White’s subjects, the mobile contraptions built by un-homed people, gain historical grounding though her reference to the folds of cloth and bindings found in artworks by the old masters. Tarps, blankets and tents become togas, robes and table covers and the people, mostly unseen, transform into modern day penitents on an endless pilgrimage. Yet, there are no stations of the cross, streets or hostels along the way to give meaning or shelter to their quest.
White’s capacity to see the present through the past and thereby reveal a flattening in time between a person’s housed before and un-homed now insists we simultaneously consider multiple concepts: Dignity, loss, ingenuity, despair, fate and favor, fucked and not yet fucked. That we look squarely at the brilliant colors and lush wrinkles of our uneven but collective collapse."
Tracy Wheeler, curator
January 2020
An Invitation to Mercy @ Bane Gallery
Alison Allstrom, Curator
San Francisco is a port city, and has been a boom town many times over. But San Francisco functions best as a playground of art, music, poetry, and spectacle. Just ask the bay Area Figuratives, the Beats and the hippies, Survival Research Laboratories. These groups made San Francisco their art-fantasy playground.
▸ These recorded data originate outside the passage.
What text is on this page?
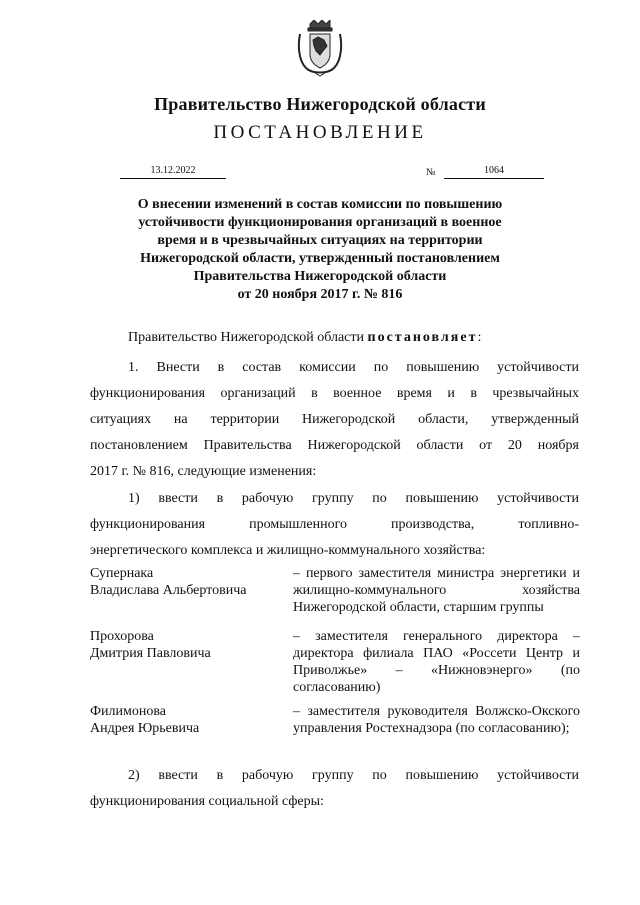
Правительство Нижегородской области
ПОСТАНОВЛЕНИЕ
13.12.2022	№	1064
О внесении изменений в состав комиссии по повышению
устойчивости функционирования организаций в военное
время и в чрезвычайных ситуациях на территории
Нижегородской области, утвержденный постановлением
Правительства Нижегородской области
от 20 ноября 2017 г. № 816
Правительство Нижегородской области постановляет:
1. Внести в состав комиссии по повышению устойчивости
функционирования организаций в военное время и в чрезвычайных
ситуациях на территории Нижегородской области, утвержденный
постановлением Правительства Нижегородской области от 20 ноября
2017 г. № 816, следующие изменения:
1) ввести в рабочую группу по повышению устойчивости
функционирования промышленного производства, топливно-
энергетического комплекса и жилищно-коммунального хозяйства:
Супернака
Владислава Альбертовича
– первого заместителя министра энергетики и жилищно-коммунального хозяйства Нижегородской области, старшим группы
Прохорова
Дмитрия Павловича
– заместителя генерального директора – директора филиала ПАО «Россети Центр и Приволжье» – «Нижновэнерго» (по согласованию)
Филимонова
Андрея Юрьевича
– заместителя руководителя Волжско-Окского управления Ростехнадзора (по согласованию);
2) ввести в рабочую группу по повышению устойчивости
функционирования социальной сферы:
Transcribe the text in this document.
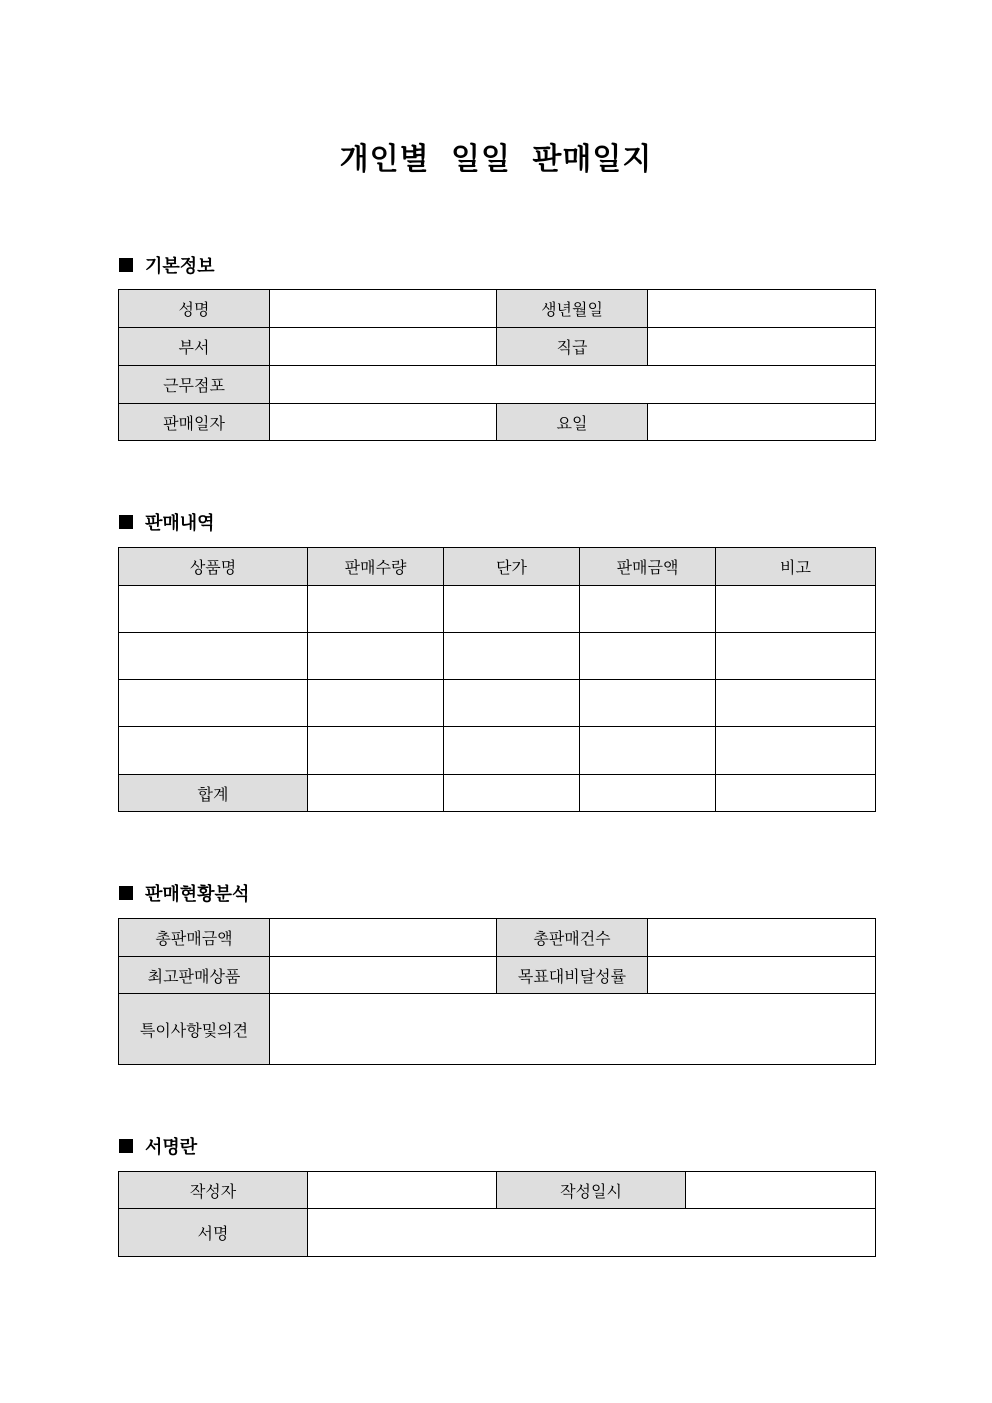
개인별 일일 판매일지
기본정보
성명		생년월일	
부서		직급	
근무점포			
판매일자		요일	
판매내역
상품명	판매수량	단가	판매금액	비고

합계				
판매현황분석
총판매금액		총판매건수	
최고판매상품		목표대비달성률	
특이사항및의견			
서명란
작성자		작성일시	
서명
Everyone knew each other and they came out for each others' shows and art.
But any movement, if enduring, produces its own outsiders. In the San Francisco of the1990's, while muralists and graffiti artists were kicking off the Mission School, Alison Alstrom, Rommel Romo and Deirdre White were smoking distorted figurative realism behind the gym. Rommel painted the iconic, oversized, oppressive chihuahuas that judged our excesses or steered colossally poor decisions while we did what we did in our favorite bar. Deirdre painted raw meat and honed her quiet subversive genius in academia, reaching a kind of pinnacle in reverse rebellion. While a fixture on the fringes, making drinks and selling books to up and coming art stars, Alison practiced painting in her bathrobe, in a tiny in-law apartment out where the 280 cuts across the southern tip of the city, rendering everything below it "excelsior."
In 2024, Alison Alstrom has curated a group show with her new work in oils along with two other Mission District artists she's admired for decades. All three are visceral painters who appreciate a sensual and demanding medium that seems to have a life of its own. All three reveal everyday contradictions that alternately evoke despair or delight. Their work is dramatic and revelatory, asking you to look closely, and then look again, to find something surprising or familiar in a bird's ribcage, a freeway overpass, the gaze of a Mexican street dog.